Before their move to Colorado, Estelle returned to Poland with her two brothers and other relatives to retrace their past lives. They confronted the man who turned in his mother, who indefensibly had no remorse, and had a tearful heartfelt reunion with members of the Karowski family. Stephan had a face-to-face with the German prison guard, who said that he had placed them in that particular cell in hopes they could escape through the barred window. On Holocaust Memorial Day, Estelle and family members joined others in  the annual International March for the Living (ww.motl.org) The participants, who number in the thousands, walked  silently from Auschwitz to Birkenau, the largest Nazi concentration camp complex built during World War II.  It was there through its  Book of Names that Estelle was able to confirm her father, sister, and brother were murdered in Auschwitz. 

Estelle returned to the MOTL event four more times as both a participant and one of the survivors through the Los Angeles-based  Builders of Jewish Education, which sponsors an experiential education program for high school students to learn about their Jewish past, present and future. The two-week experience is built around the group commemorating Yom Hashoah (Holocaust Remembrance Day) in Poland and celebrating Yom Ha’Atzmaut (Israel’s Independence Day) in Israel. In 2022, after a two year hiatus due to COVID-19, the number of survivors able to physically attend has been so reduced that the  first-person accounts are now provided via Zoom, a change that saddens Estelle. She hopes to attend again in the future.

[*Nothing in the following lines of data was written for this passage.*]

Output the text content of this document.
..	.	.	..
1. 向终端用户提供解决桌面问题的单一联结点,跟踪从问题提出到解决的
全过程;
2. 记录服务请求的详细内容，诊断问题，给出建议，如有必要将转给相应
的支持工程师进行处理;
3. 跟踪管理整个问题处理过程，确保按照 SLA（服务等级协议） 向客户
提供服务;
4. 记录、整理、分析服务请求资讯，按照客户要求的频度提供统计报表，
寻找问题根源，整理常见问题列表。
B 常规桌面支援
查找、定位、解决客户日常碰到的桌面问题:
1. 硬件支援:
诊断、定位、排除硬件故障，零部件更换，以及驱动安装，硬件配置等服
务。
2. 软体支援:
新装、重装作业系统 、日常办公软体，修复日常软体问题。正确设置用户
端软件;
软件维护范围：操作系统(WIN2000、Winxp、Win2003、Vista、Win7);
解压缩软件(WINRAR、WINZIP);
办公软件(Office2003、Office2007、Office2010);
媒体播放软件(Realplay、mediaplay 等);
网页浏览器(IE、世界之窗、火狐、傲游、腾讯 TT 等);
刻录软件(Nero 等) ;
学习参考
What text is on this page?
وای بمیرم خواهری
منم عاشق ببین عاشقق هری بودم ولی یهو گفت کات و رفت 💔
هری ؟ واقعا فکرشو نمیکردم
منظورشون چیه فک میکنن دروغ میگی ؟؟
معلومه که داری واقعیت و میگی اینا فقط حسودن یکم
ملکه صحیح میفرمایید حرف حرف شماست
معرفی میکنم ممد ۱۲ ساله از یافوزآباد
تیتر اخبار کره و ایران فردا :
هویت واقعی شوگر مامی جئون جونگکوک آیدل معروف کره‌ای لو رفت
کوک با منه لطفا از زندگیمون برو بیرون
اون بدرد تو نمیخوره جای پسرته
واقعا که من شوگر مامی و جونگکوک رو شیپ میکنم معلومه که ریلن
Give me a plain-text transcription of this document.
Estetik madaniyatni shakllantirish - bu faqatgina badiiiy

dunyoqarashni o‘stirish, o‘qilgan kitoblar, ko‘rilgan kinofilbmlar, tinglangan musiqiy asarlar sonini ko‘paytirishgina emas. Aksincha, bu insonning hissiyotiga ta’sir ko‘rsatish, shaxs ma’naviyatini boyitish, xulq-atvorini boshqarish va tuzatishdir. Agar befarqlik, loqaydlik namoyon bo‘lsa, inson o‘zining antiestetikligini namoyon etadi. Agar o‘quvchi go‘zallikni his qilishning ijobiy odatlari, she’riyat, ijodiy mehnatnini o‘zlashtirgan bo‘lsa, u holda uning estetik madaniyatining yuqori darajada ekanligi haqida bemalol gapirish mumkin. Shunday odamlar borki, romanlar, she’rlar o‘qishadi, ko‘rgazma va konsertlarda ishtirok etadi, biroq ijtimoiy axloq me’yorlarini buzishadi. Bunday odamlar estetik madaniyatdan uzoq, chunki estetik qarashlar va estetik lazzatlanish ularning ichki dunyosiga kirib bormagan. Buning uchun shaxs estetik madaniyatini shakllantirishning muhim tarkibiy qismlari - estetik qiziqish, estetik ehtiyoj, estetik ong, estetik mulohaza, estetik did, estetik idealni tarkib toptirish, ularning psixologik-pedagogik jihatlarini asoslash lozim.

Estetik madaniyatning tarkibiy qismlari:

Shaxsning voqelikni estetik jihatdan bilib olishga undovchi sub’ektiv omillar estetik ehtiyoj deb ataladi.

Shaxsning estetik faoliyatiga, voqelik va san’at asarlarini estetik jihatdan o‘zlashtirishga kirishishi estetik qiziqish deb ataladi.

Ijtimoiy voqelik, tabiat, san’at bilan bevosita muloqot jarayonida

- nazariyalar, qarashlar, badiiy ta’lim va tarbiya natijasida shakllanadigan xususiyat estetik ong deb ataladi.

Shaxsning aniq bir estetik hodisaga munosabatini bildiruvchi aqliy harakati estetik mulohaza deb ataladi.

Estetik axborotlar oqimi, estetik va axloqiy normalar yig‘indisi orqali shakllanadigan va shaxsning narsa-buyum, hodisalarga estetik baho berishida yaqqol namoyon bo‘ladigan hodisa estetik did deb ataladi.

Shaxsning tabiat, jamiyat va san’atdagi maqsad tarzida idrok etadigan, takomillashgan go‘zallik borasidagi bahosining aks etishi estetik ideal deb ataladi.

Surviving the Holocaust was a matter of faith; speaking about her experiences is a matter of truth.“It took me many, many years to be able to talk about it,” she says. “I’ve talked now, hundreds of times, and things have not changed. I still cry every time. I re-live the whole scenario.”

Although her past is filled with pain and loss, she still calls her survival and her life a miracle. As a witness to the Holocaust’s horrors, she feels compelled to speak out and to  rebuke those who deny that it happened. “There are very few survivors left, and I want the world to know that there was a Holocaust,” she says. “There’s so much denial, that every time I get a chance to tell my story, I feel like I’m doing something against it.”  She also hopes it will prevent future holocausts. “People need to remember what can happen when others demonize races or ethnicities or religions,” she says. “When the stories remain crystalline, maybe the world will see fewer genocides.”